Cet ensemble forma le noyau de la collection des vélins royaux, continuée jusqu’à la Révolution française, conservée dans le Cabinet du Roi au Louvre puis déposée à la Bibliothèque royale en 1718. Confiée en 1793 à la bibliothèque du Muséum d’histoire naturelle par le décret de la Convention fondant l’Etablissement, elle connut un accroissement considérable pendant la première moitié du XIXème siècle et compte aujourd’hui plus de 7000 pièces réunies dans cent-sept portefeuilles. Parmi ceux-ci, deux forts volumes renferment 368 dessins, la plupart à la sanguine, exécutés pour la majorité d’entre eux par Nicolas Robert mais dont quelques dizaines sont dus à Abraham Bosse et à Louis de Châtillon. Il s’agit des dessins préparatoires aux gravures destinées à illustrer une grande histoire des plantes initiée en 1666 par l’Académie royale des sciences tout récemment créée. L’ambition scientifique sans doute démesurée de l’entreprise par rapport aux connaissances et aux méthodes de l’époque, les dissensions qui se firent jour entre l’Académie et le Jardin royal où étaient cultivées les variétés étudiées ne permirent pas la réalisation de ce vaste projet. Trois cent dix-neuf plaques de cuivre, désormais conservées à la Chalcographie du Louvre, furent cependant gravées à l’eau-forte et au burin. Trente-huit d’entre elles illustrèrent en 1676 les Mémoires pour servir à « l’Histoire des plantes » de Denis Dodart (4) . Deux tirages complets des planches furent réalisés au tout début puis au milieu du XVIIIème siècle et rassemblés en recueils dont un petit nombre fut rehaussé à l’aquarelle. La bibliothèque centrale du Muséum conserve, outre les dessins originaux, un exemplaire de chacune de ces publications ainsi que quelques feuilles mises en couleur, dont vingt-six sont dues à Nicolas Robert.

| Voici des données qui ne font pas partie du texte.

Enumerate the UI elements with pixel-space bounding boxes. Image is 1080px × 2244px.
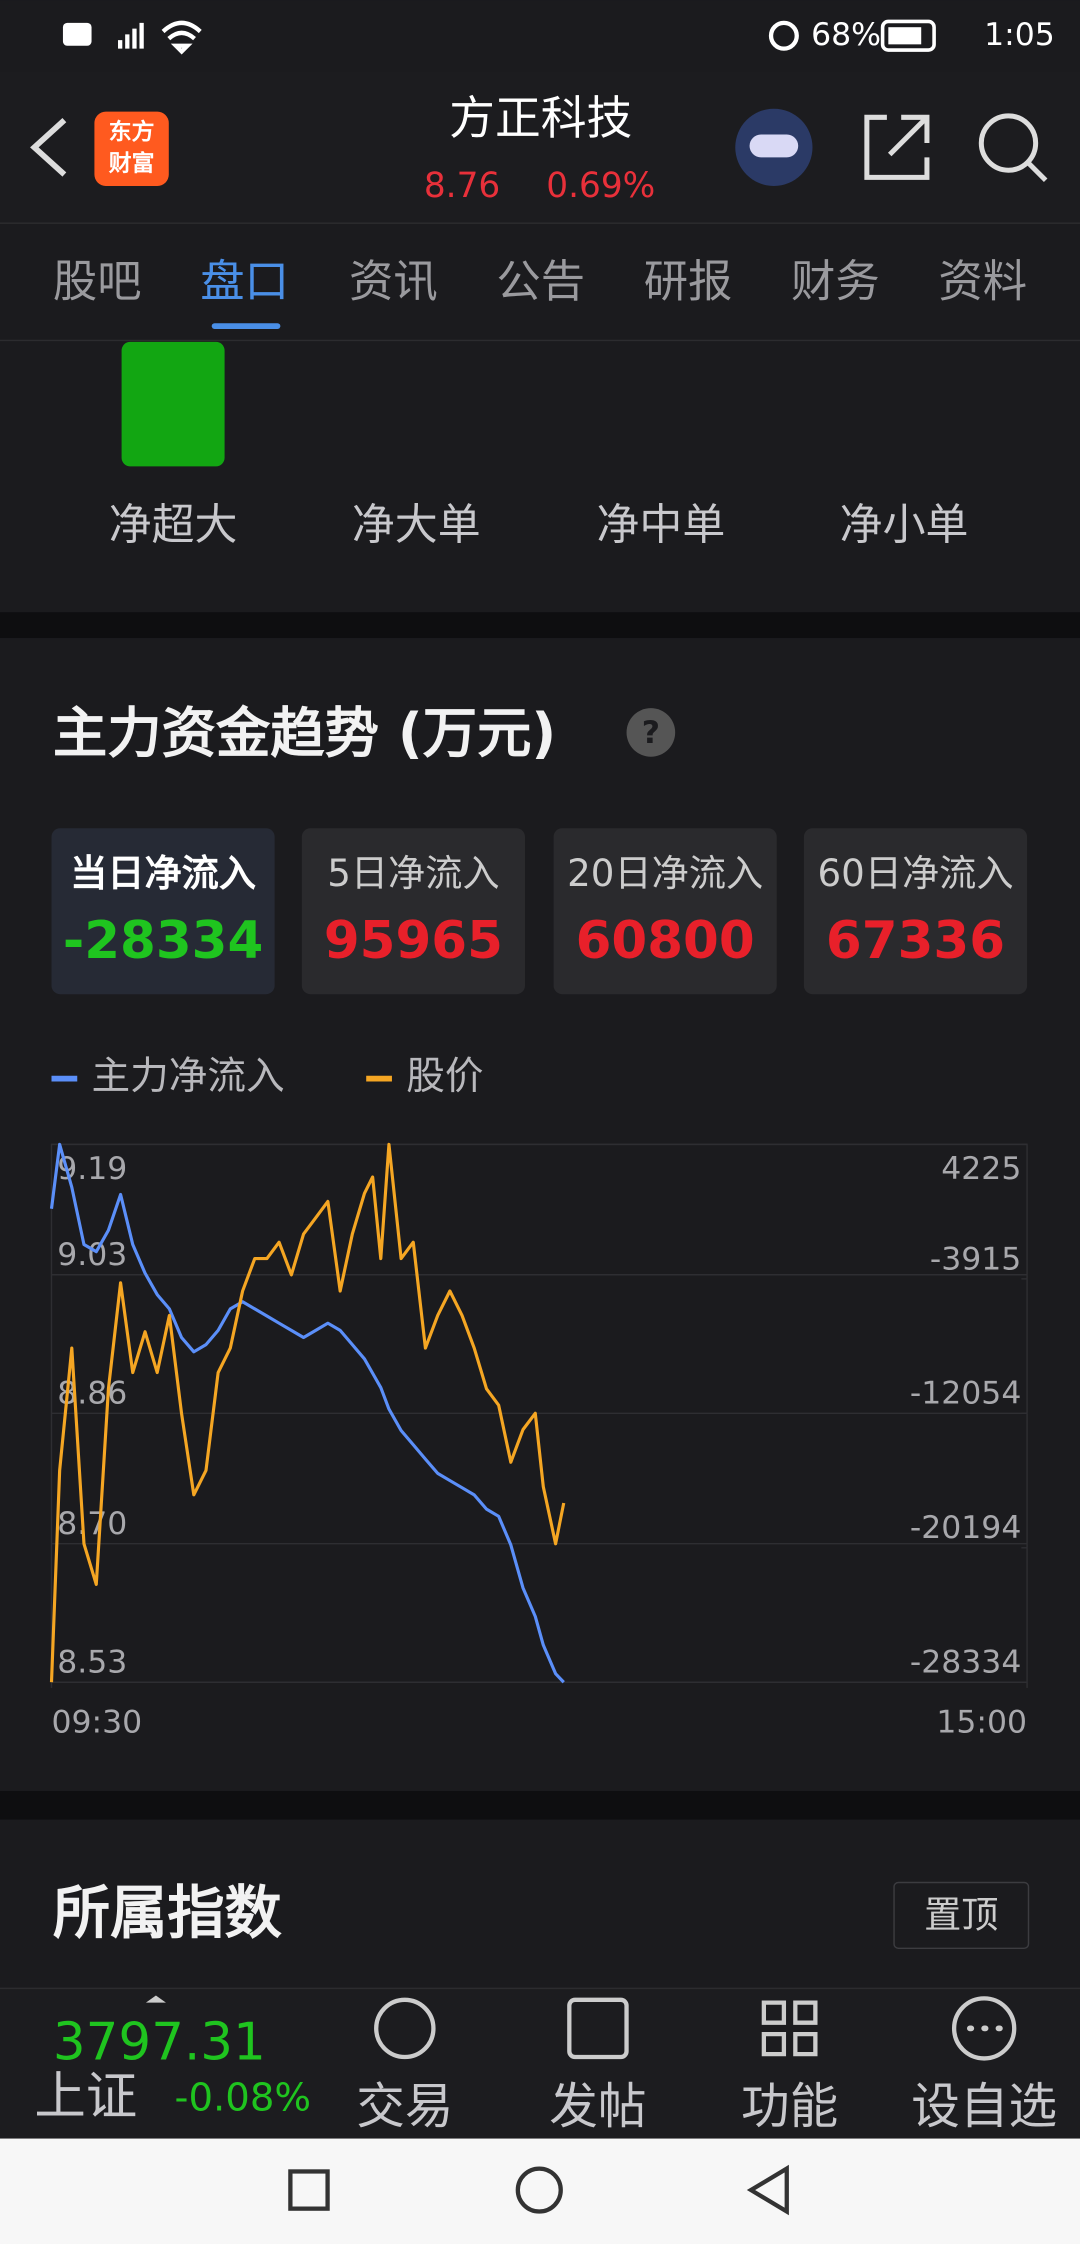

Crédits: Bibliothèque Centrale MNHM Paris
Héron gris

Tout en s’acquittant de sa charge de peintre ordinaire du roi pour la miniature, en peignant des vélins, et en dessinant et gravant des plantes « par ordre du roi Louis XIV », Nicolas Robert continua à dessiner et à graver des fleurs et des oiseaux et à les publier dans des recueils à l’intention des brodeurs et des miniaturistes : Variae ac multiformes florum species appressae ad vivum et aeneis tabulis incisae : diverses fleurs dessinées et gravées d’après le naturel …(5) ; Plusieurs espèces de fleurs dessinées et gravées d’après le naturel…(6) ; Diverses oyseaux dessignées et gravées d’après le naturel…(7) ; Recueil d’oyseaux les plus rares tirez de la ménagerie royale du parc de Versailles, dessinez et gravez… ; Suite des oyseaux les plus rares, qui se voyent à la ménagerie royalle du parc de Versailles, desseignès et gravès…(8)

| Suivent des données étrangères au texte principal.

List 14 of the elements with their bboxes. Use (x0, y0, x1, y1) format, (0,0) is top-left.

De la vie de Nicolas Robert, on ne connaît que fort peu de choses : l’étude des Comptes des bâtiments du Roi montre qu’il bénéficiait de revenus confortables, celle des registres paroissiaux indique qu’il fréquentait le monde des peintres et des artisans d’art et précise ses adresses parisiennes successives. Il demeurait rue des Fossés Saint-Germain-l’Auxerrois lorsqu’il mourut le 25 mars 1685, à 71 ans. Un an plus tard, Catherine Perrot « peintre académiste » et peut-être son élève, publiait les Leçons royales ou la manière de peindre en mignature les fleurs et les oyseaux, par l’explication des livres de fleurs et d’oyseaux de feu Nicolas Robert fleuriste (9), ouvrage dédié à la Dauphine, témoignant ainsi, s’il en était besoin, que la renommée du maître ne s’était pas éteinte avec lui.

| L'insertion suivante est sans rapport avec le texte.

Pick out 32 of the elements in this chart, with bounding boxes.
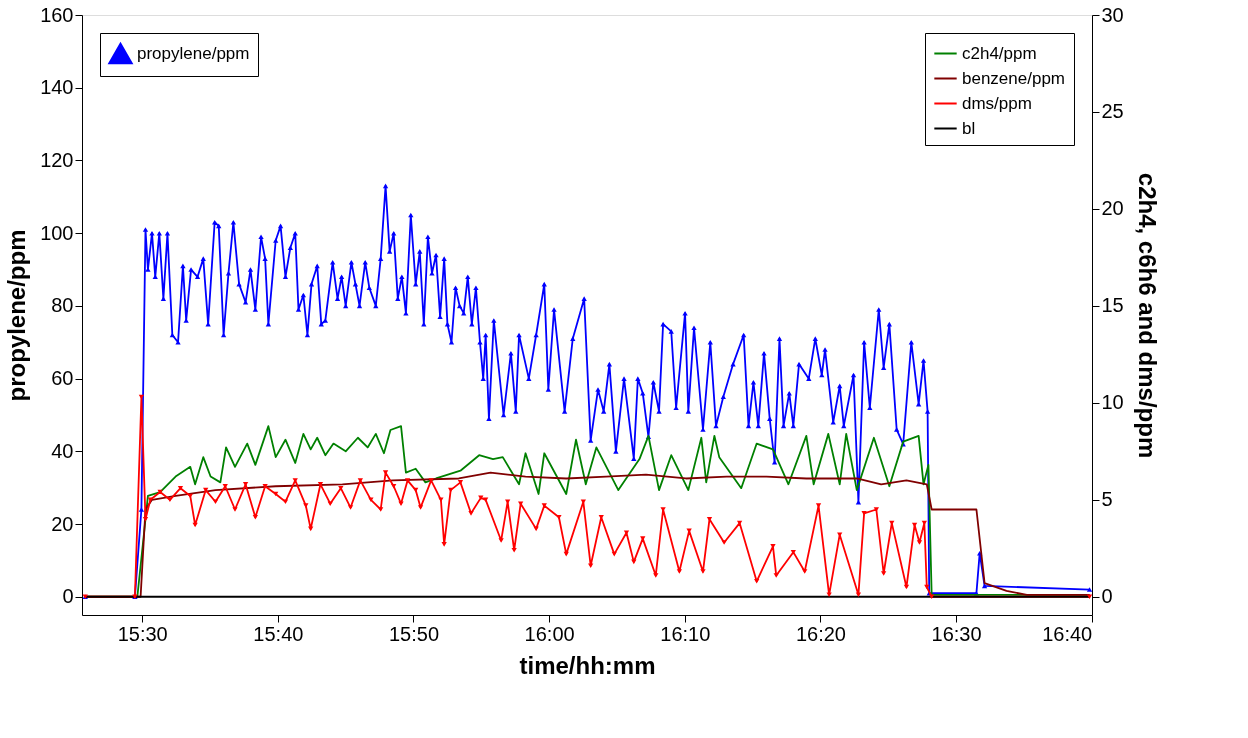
x-tick-label: 16:30: [931, 622, 982, 645]
legend-label: benzene/ppm: [962, 68, 1066, 88]
y2-tick-label: 10: [1101, 391, 1124, 414]
y-tick-label: 60: [51, 367, 74, 390]
y2-axis-title: c2h4, c6h6 and dms/ppm: [1133, 172, 1161, 459]
x-tick-label: 15:40: [253, 622, 304, 645]
legend-label: bl: [962, 118, 976, 138]
x-tick-label: 16:40: [1042, 622, 1093, 645]
y-tick-label: 80: [51, 294, 74, 317]
legend-label: c2h4/ppm: [962, 43, 1037, 63]
y-tick-label: 160: [40, 3, 74, 26]
y-tick-label: 0: [62, 585, 74, 608]
y2-tick-label: 20: [1101, 197, 1124, 220]
x-tick-label: 16:00: [524, 622, 575, 645]
y-tick-label: 40: [51, 439, 74, 462]
y2-tick-label: 15: [1101, 294, 1124, 317]
y2-tick-label: 0: [1101, 585, 1113, 608]
y2-tick-label: 25: [1101, 100, 1124, 123]
y-axis-title: propylene/ppm: [3, 229, 31, 402]
x-tick-label: 15:30: [117, 622, 168, 645]
x-axis-title: time/hh:mm: [519, 651, 656, 679]
y-tick-label: 140: [40, 76, 74, 99]
y2-tick-label: 5: [1101, 488, 1113, 511]
y2-tick-label: 30: [1101, 3, 1124, 26]
legend-label: propylene/ppm: [137, 43, 250, 63]
y-tick-label: 20: [51, 512, 74, 535]
y-tick-label: 100: [40, 221, 74, 244]
x-tick-label: 16:20: [795, 622, 846, 645]
x-tick-label: 15:50: [388, 622, 440, 645]
x-tick-label: 16:10: [660, 622, 711, 645]
y-tick-label: 120: [40, 148, 74, 171]
legend-label: dms/ppm: [962, 93, 1032, 113]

Nicolas Robert a laissé une œuvre importante, tant qualitativement que quantitativement et il jouissait, de son vivant, d’une grande notoriété. Son acte de décès, qui mentionne sa charge de peintre ordinaire du roi, atteste qu’il a bénéficié jusqu’à la fin de sa vie de la faveur royale. Le fait que la plupart de ses planches nous soient parvenues, soit sous forme de recueils incomplets, soit reliées avec des oeuvres d’autres graveurs témoigne de l’utilisation soutenue qui en a été faite par les amateurs de la bonne société comme par les gens de métier jusqu’à la fin du XVIIIème siècle. Les œuvres qu’il a réalisées dans le cadre de ses fonctions officielles, restées dans les collections royales jusqu’en 1793, étaient régulièrement présentées à des visiteurs de marque.
Transférées à la fin du XVIIIème siècle dans de grandes collections publiques, elles y ont été conservées à l’abri en raison de leur fragilité intrinsèque. Il faut cependant noter que la collection des vélins du Muséum, régulièrement enrichie jusqu’au milieu du XIXème siècle, a été pendant cette période très consultée par les professeurs de dessin de l’établissement, qui les utilisaient comme modèles, et par les savants naturalistes, à l’appui de leur enseignement et de leurs recherches.
Le nom de Nicolas Robert est ensuite tombé progressivement dans l’oubli auprès du grand public, même si ses œuvres ont toujours été appréciées des collectionneurs qui les ont rassemblées comme des historiens de l’art et des conservateurs qui leur ont consacré publications et expositions. Les moyens de reproduction actuels, le souci de diffusion des collections publiques, l’intérêt grandissant pour l’art du dessin, tout devrait maintenant concourir à faire mieux connaître ce grand peintre, dessinateur et graveur naturaliste, auquel sa ville natale a tenu à rendre hommage près de quatre cents ans après sa naissance.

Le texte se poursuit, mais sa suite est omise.